We know that at some point this moment will happen. 
There is no way to know when it will happen. 
No way to know where it will happen. 
This moment is the moment that you have a breakdown and you feel the weight of your experience.
For some it happens at the grocery store. 
For some it happens at the mall. 
For some at a restaurant.
It is the moment at some point in your reentry process when you realize the significance of the poverty and despair you have seen while traveling the world.
It is the moment when it hits you like a ton of bricks that you got to be with people in some of their darkest moments.
It is the moment that you realize your life was truly changed and your eyes can’t un-see what they have seen.

It hurts.
It sucks.
It makes you uncomfortable all over again.

In an instant you are taken back to a place; a moment; a journey; your race.

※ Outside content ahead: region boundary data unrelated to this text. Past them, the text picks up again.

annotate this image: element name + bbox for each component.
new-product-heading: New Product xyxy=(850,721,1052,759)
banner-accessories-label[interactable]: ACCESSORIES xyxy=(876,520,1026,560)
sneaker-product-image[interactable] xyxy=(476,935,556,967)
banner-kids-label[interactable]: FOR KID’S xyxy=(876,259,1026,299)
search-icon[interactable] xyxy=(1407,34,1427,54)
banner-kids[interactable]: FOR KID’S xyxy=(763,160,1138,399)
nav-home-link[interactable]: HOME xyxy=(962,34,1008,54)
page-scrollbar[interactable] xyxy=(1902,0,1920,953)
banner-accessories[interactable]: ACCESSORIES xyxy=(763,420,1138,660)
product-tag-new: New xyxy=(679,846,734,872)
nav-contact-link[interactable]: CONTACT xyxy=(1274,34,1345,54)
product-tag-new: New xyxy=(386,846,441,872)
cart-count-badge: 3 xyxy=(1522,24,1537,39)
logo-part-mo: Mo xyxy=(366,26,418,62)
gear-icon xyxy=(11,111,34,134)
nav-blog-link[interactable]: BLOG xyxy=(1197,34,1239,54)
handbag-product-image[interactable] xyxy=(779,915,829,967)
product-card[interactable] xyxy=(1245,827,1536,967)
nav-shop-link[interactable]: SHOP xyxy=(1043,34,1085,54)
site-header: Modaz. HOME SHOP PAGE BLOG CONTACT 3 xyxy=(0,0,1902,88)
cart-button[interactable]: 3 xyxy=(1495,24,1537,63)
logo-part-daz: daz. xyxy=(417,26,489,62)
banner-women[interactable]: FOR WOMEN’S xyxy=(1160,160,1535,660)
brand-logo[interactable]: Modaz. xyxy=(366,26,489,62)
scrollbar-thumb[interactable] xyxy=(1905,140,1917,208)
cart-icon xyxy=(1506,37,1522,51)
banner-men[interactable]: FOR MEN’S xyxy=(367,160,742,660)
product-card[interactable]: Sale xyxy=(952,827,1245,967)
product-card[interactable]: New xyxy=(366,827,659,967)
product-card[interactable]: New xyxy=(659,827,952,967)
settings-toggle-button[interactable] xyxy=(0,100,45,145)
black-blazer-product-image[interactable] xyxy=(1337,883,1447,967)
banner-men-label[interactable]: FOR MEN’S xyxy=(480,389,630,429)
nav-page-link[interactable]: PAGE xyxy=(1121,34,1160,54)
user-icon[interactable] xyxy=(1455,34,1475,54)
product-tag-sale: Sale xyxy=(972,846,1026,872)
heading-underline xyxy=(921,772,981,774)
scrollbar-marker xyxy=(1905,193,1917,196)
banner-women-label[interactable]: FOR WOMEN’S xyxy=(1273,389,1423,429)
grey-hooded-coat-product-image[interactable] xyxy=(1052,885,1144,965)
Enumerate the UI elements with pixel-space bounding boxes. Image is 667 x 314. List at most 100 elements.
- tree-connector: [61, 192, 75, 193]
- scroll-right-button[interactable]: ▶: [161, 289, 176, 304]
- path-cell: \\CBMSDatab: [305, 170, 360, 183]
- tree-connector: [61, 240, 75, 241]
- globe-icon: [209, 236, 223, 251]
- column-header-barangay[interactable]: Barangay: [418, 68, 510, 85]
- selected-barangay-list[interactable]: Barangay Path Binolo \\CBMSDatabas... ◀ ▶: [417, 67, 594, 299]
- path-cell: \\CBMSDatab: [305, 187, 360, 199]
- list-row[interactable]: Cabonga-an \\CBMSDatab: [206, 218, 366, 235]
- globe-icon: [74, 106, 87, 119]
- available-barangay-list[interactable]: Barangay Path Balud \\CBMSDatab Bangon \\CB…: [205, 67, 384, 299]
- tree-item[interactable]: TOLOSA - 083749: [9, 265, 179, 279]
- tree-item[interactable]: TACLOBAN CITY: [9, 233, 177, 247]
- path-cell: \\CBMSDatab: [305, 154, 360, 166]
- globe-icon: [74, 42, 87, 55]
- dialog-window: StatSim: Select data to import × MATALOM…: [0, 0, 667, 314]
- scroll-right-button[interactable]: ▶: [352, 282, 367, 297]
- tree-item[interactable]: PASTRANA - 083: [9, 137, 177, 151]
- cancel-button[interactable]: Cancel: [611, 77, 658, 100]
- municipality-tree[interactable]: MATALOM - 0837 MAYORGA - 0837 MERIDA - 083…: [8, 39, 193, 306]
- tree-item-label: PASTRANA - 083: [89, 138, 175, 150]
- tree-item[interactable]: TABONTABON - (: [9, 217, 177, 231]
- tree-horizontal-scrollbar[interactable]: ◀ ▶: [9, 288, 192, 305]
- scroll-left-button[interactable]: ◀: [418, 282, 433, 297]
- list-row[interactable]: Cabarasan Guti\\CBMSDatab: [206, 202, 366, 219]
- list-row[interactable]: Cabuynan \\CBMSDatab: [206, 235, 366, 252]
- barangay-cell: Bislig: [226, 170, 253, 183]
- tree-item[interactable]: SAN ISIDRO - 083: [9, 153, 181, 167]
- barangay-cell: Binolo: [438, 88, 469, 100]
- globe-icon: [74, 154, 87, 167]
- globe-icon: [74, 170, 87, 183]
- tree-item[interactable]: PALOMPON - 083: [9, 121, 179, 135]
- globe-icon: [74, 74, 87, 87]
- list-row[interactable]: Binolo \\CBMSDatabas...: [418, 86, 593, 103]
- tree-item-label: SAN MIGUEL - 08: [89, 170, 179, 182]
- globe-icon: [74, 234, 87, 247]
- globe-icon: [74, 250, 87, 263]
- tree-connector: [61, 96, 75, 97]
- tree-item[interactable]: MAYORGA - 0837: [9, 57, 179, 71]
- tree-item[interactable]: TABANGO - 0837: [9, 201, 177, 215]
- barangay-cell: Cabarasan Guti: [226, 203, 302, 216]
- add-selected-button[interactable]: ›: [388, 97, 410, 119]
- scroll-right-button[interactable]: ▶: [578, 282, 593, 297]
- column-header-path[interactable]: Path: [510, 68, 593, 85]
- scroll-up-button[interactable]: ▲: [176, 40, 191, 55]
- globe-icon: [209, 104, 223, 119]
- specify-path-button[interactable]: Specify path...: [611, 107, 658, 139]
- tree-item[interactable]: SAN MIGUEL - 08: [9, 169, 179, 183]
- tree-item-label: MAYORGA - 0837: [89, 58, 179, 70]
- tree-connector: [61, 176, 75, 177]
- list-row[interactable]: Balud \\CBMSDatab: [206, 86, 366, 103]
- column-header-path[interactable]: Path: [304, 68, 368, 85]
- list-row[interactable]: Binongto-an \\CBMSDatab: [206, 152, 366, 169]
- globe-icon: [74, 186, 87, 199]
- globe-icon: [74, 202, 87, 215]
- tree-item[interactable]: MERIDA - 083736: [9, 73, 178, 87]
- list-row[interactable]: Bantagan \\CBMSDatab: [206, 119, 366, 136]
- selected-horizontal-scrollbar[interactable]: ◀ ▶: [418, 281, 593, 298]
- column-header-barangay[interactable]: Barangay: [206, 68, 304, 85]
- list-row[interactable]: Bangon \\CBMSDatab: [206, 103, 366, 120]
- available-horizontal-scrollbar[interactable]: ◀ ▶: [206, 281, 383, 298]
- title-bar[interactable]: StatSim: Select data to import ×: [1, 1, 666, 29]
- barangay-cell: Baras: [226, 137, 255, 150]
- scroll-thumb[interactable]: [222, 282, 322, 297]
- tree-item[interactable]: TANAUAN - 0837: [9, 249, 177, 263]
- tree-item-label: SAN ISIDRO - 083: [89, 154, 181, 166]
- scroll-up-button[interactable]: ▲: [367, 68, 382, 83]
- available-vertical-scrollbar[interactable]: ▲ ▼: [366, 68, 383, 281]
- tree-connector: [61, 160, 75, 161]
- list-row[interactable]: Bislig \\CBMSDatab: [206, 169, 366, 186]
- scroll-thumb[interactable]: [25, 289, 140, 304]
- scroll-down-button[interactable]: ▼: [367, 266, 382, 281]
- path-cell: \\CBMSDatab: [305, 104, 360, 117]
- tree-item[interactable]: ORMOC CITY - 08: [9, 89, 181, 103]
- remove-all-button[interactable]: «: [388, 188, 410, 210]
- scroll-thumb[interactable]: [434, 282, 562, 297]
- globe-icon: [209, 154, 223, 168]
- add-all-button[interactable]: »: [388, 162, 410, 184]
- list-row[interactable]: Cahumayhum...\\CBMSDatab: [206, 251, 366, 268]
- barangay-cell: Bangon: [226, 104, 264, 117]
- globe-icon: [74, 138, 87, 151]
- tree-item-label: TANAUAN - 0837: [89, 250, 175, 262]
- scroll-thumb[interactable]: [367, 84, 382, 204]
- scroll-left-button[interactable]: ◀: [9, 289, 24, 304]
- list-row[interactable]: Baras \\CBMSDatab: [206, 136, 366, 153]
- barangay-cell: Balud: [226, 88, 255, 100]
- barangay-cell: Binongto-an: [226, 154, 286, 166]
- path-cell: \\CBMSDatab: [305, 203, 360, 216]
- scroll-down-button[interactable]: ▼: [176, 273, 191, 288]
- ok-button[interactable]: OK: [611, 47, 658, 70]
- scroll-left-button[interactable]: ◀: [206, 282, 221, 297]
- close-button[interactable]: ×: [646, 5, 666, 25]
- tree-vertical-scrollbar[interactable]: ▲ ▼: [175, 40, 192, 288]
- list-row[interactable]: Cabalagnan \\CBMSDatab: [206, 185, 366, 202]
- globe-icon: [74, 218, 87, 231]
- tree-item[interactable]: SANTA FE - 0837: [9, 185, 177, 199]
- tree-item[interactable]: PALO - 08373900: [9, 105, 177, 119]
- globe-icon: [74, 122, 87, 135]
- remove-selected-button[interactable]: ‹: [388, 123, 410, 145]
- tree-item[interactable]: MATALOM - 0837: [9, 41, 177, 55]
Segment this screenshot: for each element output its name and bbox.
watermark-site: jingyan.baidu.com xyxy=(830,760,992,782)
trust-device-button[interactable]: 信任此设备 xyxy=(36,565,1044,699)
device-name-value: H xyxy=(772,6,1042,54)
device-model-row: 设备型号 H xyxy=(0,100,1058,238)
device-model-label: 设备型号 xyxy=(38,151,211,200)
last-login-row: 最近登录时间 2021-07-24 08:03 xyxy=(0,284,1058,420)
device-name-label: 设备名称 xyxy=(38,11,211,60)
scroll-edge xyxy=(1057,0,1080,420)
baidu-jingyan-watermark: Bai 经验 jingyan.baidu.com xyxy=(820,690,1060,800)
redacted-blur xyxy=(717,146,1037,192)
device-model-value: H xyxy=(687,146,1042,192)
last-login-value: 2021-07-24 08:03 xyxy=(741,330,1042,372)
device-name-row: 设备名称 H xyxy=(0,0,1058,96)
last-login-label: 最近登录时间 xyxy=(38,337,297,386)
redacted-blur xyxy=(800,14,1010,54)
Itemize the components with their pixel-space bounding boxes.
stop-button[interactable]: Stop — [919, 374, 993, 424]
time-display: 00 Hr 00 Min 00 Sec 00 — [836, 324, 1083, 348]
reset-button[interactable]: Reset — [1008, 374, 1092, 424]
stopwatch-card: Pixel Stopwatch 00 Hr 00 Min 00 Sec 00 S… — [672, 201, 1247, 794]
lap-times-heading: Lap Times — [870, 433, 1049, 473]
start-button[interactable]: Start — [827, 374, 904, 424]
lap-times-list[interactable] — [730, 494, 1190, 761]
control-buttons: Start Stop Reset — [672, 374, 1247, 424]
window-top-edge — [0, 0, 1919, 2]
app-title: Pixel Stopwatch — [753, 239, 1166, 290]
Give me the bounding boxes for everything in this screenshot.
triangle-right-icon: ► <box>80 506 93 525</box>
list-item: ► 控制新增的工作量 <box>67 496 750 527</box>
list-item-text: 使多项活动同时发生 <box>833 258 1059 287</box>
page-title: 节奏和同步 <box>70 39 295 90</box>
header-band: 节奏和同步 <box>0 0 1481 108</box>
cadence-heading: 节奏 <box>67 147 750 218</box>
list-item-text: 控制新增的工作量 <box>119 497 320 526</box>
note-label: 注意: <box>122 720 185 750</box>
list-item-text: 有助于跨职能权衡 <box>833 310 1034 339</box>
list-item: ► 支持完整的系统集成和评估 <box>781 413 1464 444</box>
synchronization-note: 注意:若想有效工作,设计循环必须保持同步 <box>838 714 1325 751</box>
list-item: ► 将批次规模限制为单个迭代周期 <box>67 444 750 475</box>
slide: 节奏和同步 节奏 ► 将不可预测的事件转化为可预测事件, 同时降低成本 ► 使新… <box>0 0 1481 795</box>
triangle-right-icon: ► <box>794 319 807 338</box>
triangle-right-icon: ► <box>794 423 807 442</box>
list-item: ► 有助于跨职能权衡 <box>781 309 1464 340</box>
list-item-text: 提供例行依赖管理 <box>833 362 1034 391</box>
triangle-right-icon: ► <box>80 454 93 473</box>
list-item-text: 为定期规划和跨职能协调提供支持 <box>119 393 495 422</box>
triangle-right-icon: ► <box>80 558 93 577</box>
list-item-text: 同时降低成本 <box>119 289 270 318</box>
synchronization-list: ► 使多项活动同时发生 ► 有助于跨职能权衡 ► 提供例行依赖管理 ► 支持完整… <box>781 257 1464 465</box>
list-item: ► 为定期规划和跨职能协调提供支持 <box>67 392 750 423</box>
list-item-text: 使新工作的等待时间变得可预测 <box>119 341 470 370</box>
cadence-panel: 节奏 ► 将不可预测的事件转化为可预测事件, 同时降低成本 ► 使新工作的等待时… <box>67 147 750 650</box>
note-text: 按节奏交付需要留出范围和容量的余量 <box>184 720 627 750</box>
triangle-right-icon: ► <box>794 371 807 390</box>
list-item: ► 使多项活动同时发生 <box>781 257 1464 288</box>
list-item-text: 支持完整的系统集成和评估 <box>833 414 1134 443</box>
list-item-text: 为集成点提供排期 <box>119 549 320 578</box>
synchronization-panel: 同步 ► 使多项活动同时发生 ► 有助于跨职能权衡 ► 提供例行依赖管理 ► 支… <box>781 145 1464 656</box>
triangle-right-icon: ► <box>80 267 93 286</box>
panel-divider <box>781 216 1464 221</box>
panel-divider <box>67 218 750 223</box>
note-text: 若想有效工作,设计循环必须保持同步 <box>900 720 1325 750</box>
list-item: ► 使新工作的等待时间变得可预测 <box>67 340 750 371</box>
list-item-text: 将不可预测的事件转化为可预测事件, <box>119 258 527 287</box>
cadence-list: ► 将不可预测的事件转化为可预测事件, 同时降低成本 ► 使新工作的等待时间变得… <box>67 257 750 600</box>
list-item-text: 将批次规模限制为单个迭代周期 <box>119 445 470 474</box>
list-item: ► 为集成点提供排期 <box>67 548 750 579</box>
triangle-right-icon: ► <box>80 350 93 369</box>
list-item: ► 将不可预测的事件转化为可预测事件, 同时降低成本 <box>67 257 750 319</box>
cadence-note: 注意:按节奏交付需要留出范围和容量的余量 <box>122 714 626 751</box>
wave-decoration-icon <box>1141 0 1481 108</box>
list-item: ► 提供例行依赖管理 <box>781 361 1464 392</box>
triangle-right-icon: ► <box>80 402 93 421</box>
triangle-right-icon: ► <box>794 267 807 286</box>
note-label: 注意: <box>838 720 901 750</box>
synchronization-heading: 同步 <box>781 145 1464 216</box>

Since coming home I have had several moments that I expected to be like this.
False alarms I suppose.
I still get a little anxious in the cereal aisle.
I have no idea why there needs to be 1500 different brands of tuna or canned beans.
The variety of cookies and crackers is truly astonishing. 
I expected to have this moment when I had to pay a ton of money for clothes or food.
There were so many times when I thought “this is it… this is my moment they warned me about.”
But those moments were never it.
Today I had my moment.
It came in a way I would have never expected.
My parents and I were driving down a two lane highway on our way to my brothers baseball game. The sun was shining, the windows were down, I had some sweet music playing on my iPod. Seemingly not a care in the world. We turned down this one road to head north and suddenly I saw it. The THING that made me have my moment. The county dump. Obviously first I saw the hill of it, which wouldn’t be out of the ordinary if I lived in a state that had hills and mountains. Then I saw the birds, the turkey vultures circling overhead. In an instant I was transported to Honduras when I went to the city dump with some of my squadmates. The smell. The trash. The way the people ran to the trucks to dig through the new garbage. The way the broken umbrellas and plastic became their newest earthly treasures. The people I met who were born there. The dump we drove past was no where near the size of the one just outside Tegucigalpa. There were no people living there. There were not children who would be born into that life and probably die living that life. 
In that instant it was like my heart was being yanked from my chest and it took everything within me to keep my composure. All I wanted to do was curl up into a ball and cry out to Jesus, cry tears for the lifestyle, cry tears that I have so many things, cry out in heartbreak and anguish and sadness and thankfulness and joy and pain and for every emotion I don’t know how to express. It is hard to go to sleep tonight knowing that this night there are children going to sleep in that dump praying that something will come in tomorrow’s trash to either feed them or help them buy food.
My moment came. Definitely not in the way I expected. You would think by now I would know not to have expectations for the way things will go because they rarely go that way anyways. I don’t have some crazy revelation. I don’t have some powerful closing point to this blog. I just wanted to be real and share my heart. Below are some pictures from our time at the dump. Photo Credit: Missy Hollinger Whether you have gone on the race or you have been following me along, I pray that God would bring you to these moments of revelation and that those moments would remind you to pray for our brothers and sisters in the world and remind you of God’s sovereignty. May the Lord bless you today and call you into action, whether that mean going on a mission trip, on the race, or being the person that sends out others. Amen.